Apparently. One thing that Mario and I discuss in some detail in The Spiritual Brain is the placebo effect: The way we often start getting better when we believe we will. In one study, according to "Do We Realy Know What Makes Us Healthy?" (New York Times),
The lesson comes from an ambitious clinical trial called the Coronary Drug Project that set out in the 1970s to test whether any of five different drugs might prevent heart attacks. The subjects were some 8,500 middle-aged men with established heart problems. Two-thirds of them were randomly assigned to take one of the five drugs and the other third a placebo. Because one of the drugs, clofibrate, lowered cholesterol levels, the researchers had high hopes that it would ward off heart disease. But when the results were tabulated after five years, clofibrate showed no beneficial effect. The researchers then considered the possibility that clofibrate appeared to fail only because the subjects failed to faithfully take their prescriptions.
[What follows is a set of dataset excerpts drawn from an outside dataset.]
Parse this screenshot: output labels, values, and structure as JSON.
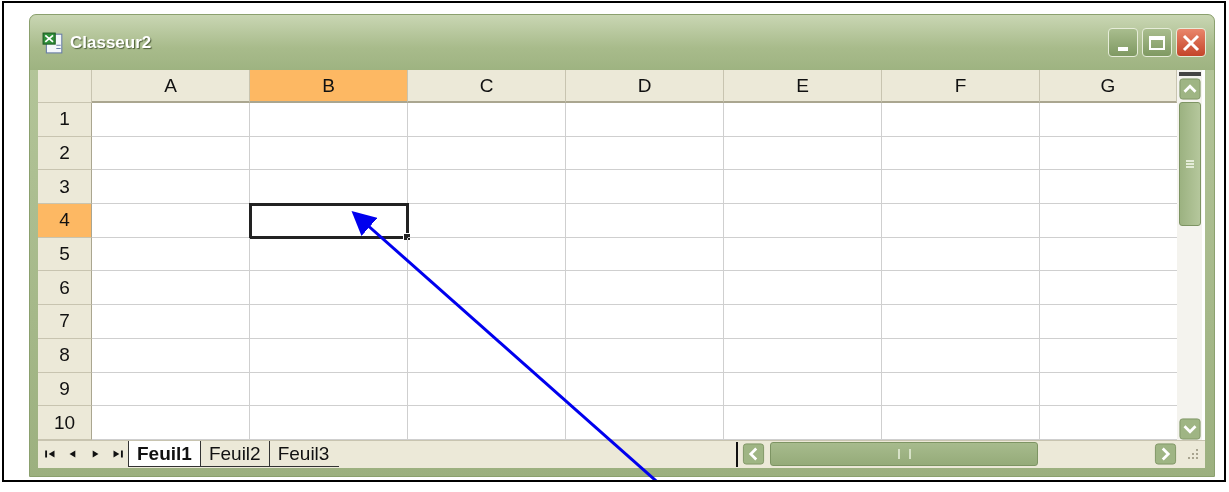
{
  "window": {
    "title": "Classeur2"
  },
  "columns": [
    {
      "label": "A",
      "selected": false
    },
    {
      "label": "B",
      "selected": true
    },
    {
      "label": "C",
      "selected": false
    },
    {
      "label": "D",
      "selected": false
    },
    {
      "label": "E",
      "selected": false
    },
    {
      "label": "F",
      "selected": false
    },
    {
      "label": "G",
      "selected": false
    }
  ],
  "rows": [
    {
      "label": "1",
      "selected": false
    },
    {
      "label": "2",
      "selected": false
    },
    {
      "label": "3",
      "selected": false
    },
    {
      "label": "4",
      "selected": true
    },
    {
      "label": "5",
      "selected": false
    },
    {
      "label": "6",
      "selected": false
    },
    {
      "label": "7",
      "selected": false
    },
    {
      "label": "8",
      "selected": false
    },
    {
      "label": "9",
      "selected": false
    },
    {
      "label": "10",
      "selected": false
    }
  ],
  "sheet_tabs": [
    {
      "label": "Feuil1",
      "selected": true
    },
    {
      "label": "Feuil2",
      "selected": false
    },
    {
      "label": "Feuil3",
      "selected": false
    }
  ]
}
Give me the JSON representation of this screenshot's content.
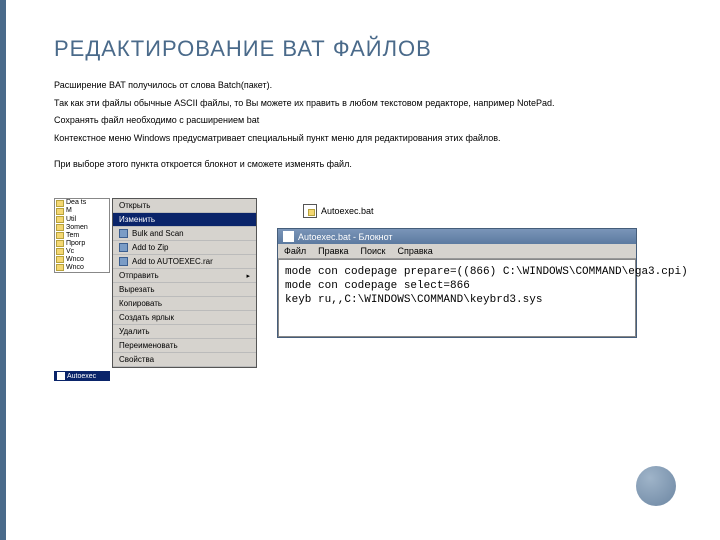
{
  "title": "РЕДАКТИРОВАНИЕ ВАТ ФАЙЛОВ",
  "paragraphs": {
    "p1": "Расширение BAT получилось от слова Batch(пакет).",
    "p2": "Так как эти файлы обычные ASCII файлы, то Вы можете их править в любом текстовом редакторе, например NotePad.",
    "p3": "Сохранять файл необходимо с расширением bat",
    "p4": "Контекстное меню Windows предусматривает специальный пункт меню для редактирования этих файлов.",
    "p5": "При выборе этого пункта откроется блокнот и сможете изменять файл."
  },
  "folder_list": [
    "Dea ts",
    "M",
    "Util",
    "Зomen",
    "Tem",
    "Прогр",
    "Vc",
    "Wnco",
    "Wnco"
  ],
  "selected_file_label": "Autoexec",
  "context_menu": {
    "open": "Открыть",
    "edit": "Изменить",
    "bulk": "Bulk and Scan",
    "addzip": "Add to Zip",
    "addarc": "Add to AUTOEXEC.rar",
    "sendto": "Отправить",
    "cut": "Вырезать",
    "copy": "Копировать",
    "shortcut": "Создать ярлык",
    "delete": "Удалить",
    "rename": "Переименовать",
    "props": "Свойства"
  },
  "desktop_icon_label": "Autoexec.bat",
  "notepad": {
    "title": "Autoexec.bat - Блокнот",
    "menu": {
      "file": "Файл",
      "edit": "Правка",
      "search": "Поиск",
      "help": "Справка"
    },
    "body": "mode con codepage prepare=((866) C:\\WINDOWS\\COMMAND\\ega3.cpi)\nmode con codepage select=866\nkeyb ru,,C:\\WINDOWS\\COMMAND\\keybrd3.sys"
  }
}
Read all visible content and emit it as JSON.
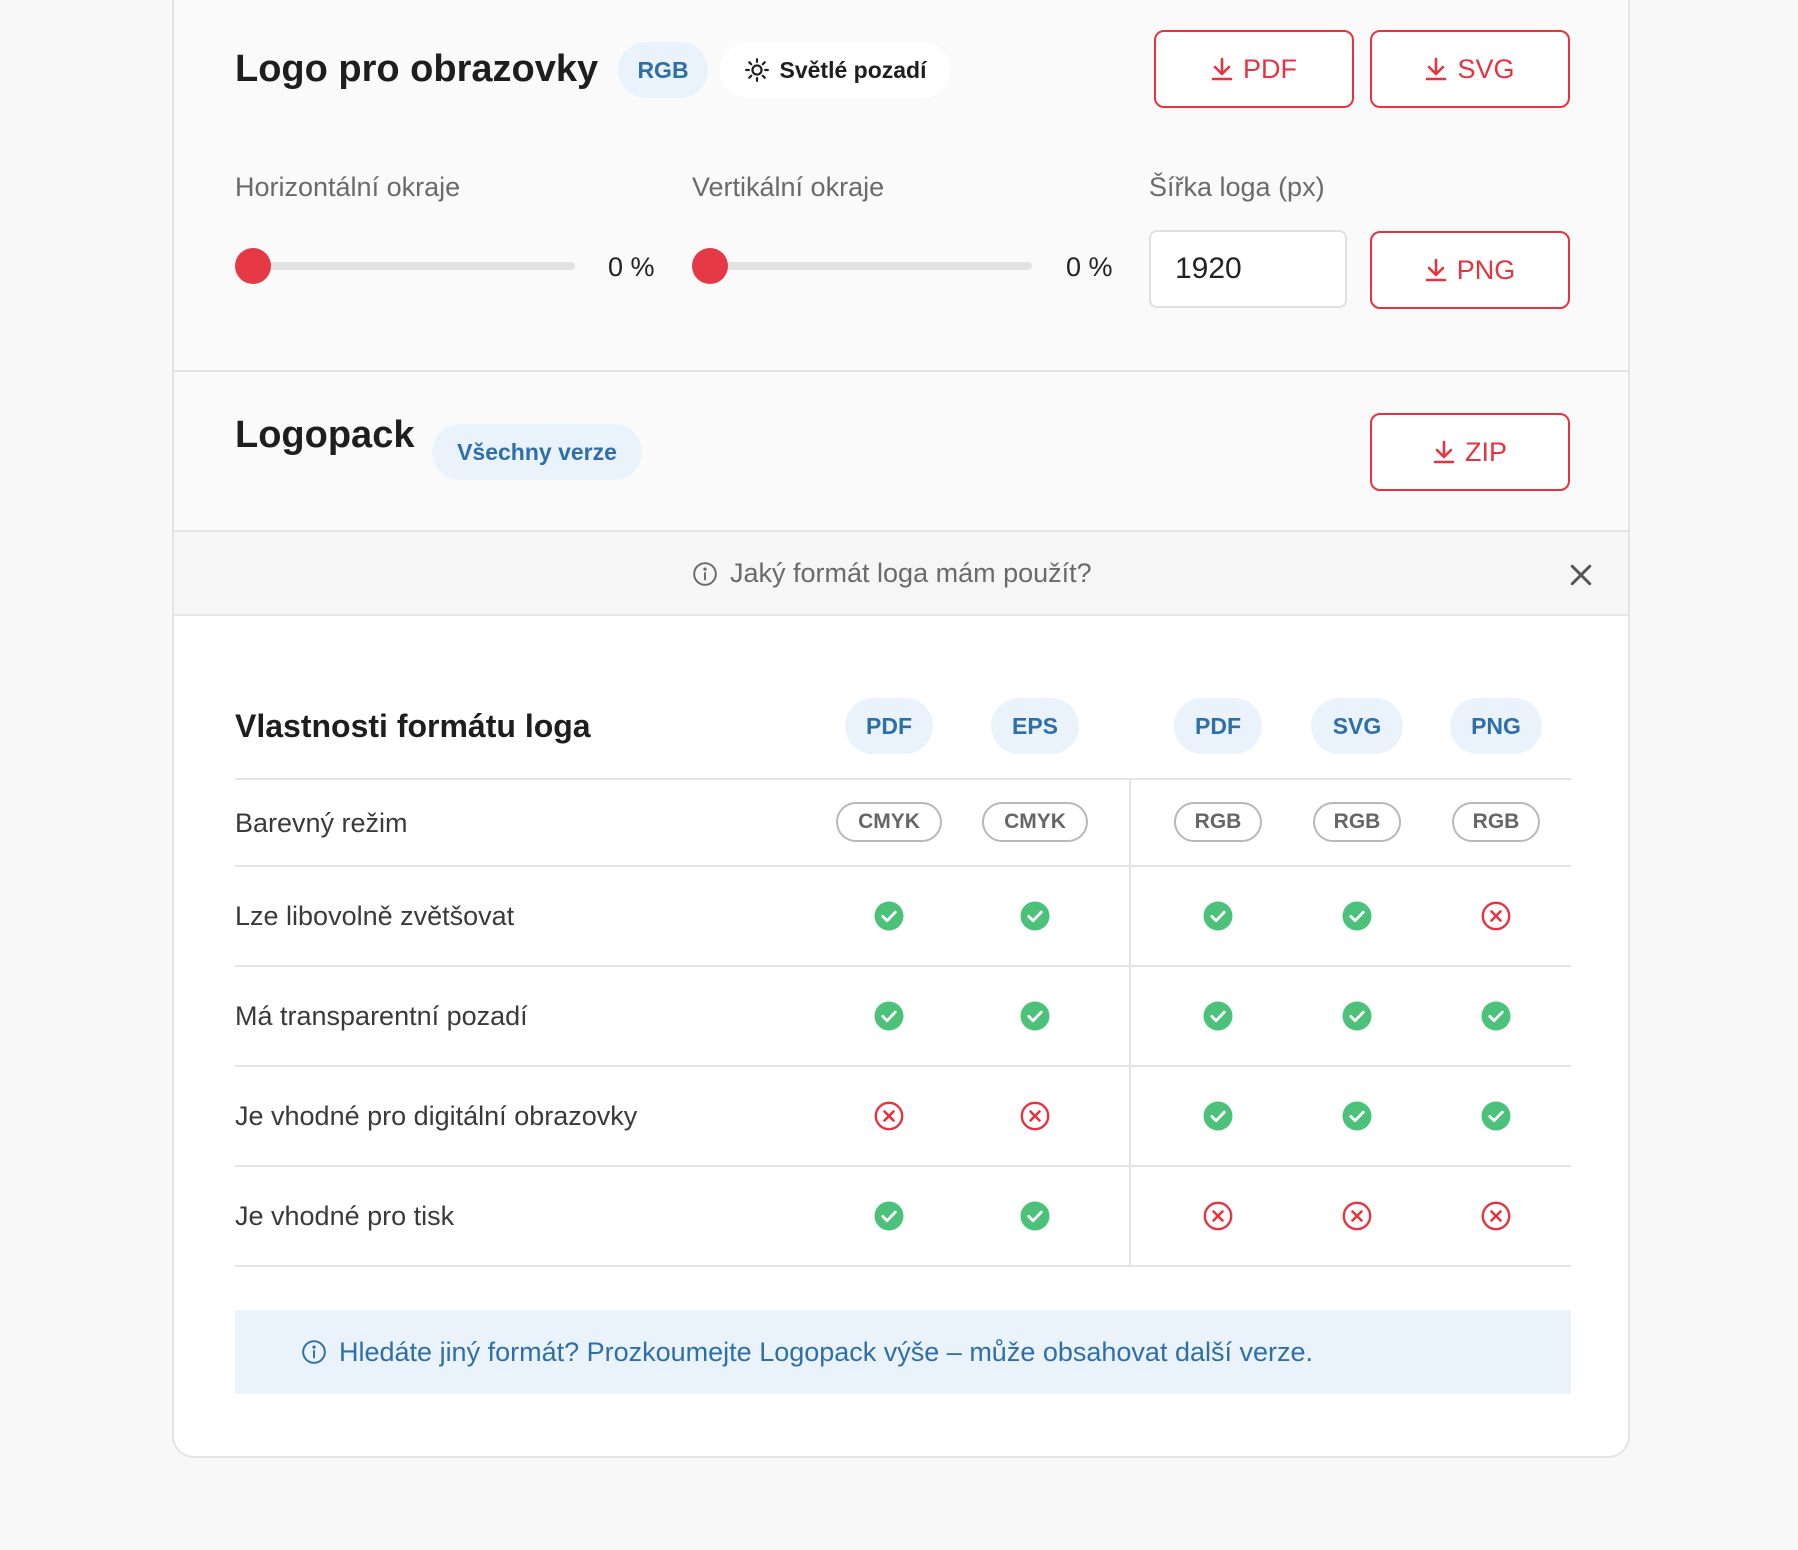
{
  "screen_logo": {
    "title": "Logo pro obrazovky",
    "badge": "RGB",
    "background_toggle": "Světlé pozadí",
    "buttons": {
      "pdf": "PDF",
      "svg": "SVG",
      "png": "PNG"
    },
    "horizontal_margin": {
      "label": "Horizontální okraje",
      "value_text": "0 %",
      "value": 0
    },
    "vertical_margin": {
      "label": "Vertikální okraje",
      "value_text": "0 %",
      "value": 0
    },
    "width": {
      "label": "Šířka loga (px)",
      "value": "1920"
    }
  },
  "logopack": {
    "title": "Logopack",
    "badge": "Všechny verze",
    "button": "ZIP"
  },
  "faq": {
    "question": "Jaký formát loga mám použít?"
  },
  "format_table": {
    "title": "Vlastnosti formátu loga",
    "columns": [
      "PDF",
      "EPS",
      "PDF",
      "SVG",
      "PNG"
    ],
    "color_mode_label": "Barevný režim",
    "color_modes": [
      "CMYK",
      "CMYK",
      "RGB",
      "RGB",
      "RGB"
    ],
    "rows": [
      {
        "label": "Lze libovolně zvětšovat",
        "values": [
          true,
          true,
          true,
          true,
          false
        ]
      },
      {
        "label": "Má transparentní pozadí",
        "values": [
          true,
          true,
          true,
          true,
          true
        ]
      },
      {
        "label": "Je vhodné pro digitální obrazovky",
        "values": [
          false,
          false,
          true,
          true,
          true
        ]
      },
      {
        "label": "Je vhodné pro tisk",
        "values": [
          true,
          true,
          false,
          false,
          false
        ]
      }
    ],
    "note": "Hledáte jiný formát? Prozkoumejte Logopack výše – může obsahovat další verze."
  },
  "colors": {
    "accent_red": "#e5333f",
    "check_green": "#4cc17a",
    "info_blue": "#2e6fa7",
    "info_bg": "#eaf3fc"
  }
}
As it turned out, those men who said they took more than 80 percent of the pills prescribed fared substantially better than those who didn’t. Only 15 percent of these faithful “adherers” died, compared with almost 25 percent of what the project researchers called “poor adherers.” This might have been taken as reason to believe that clofibrate actually did cut heart-disease deaths almost by half, but then the researchers looked at those men who faithfully took their placebos. And those men, too, seemed to benefit from adhering closely to their prescription: only 15 percent of them died compared with 28 percent who were less conscientious. “So faithfully taking the placebo cuts the death rate by a factor of two,” says David Freedman, a professor of statistics at the University of California, Berkeley. “How can this be? Well, people who take their placebo regularly are just different than the others. The rest is a little speculative. Maybe they take better care of themselves in general. But this compliance effect is quite a big effect.”

There is so much we don't know about the relationship between the mind and the body.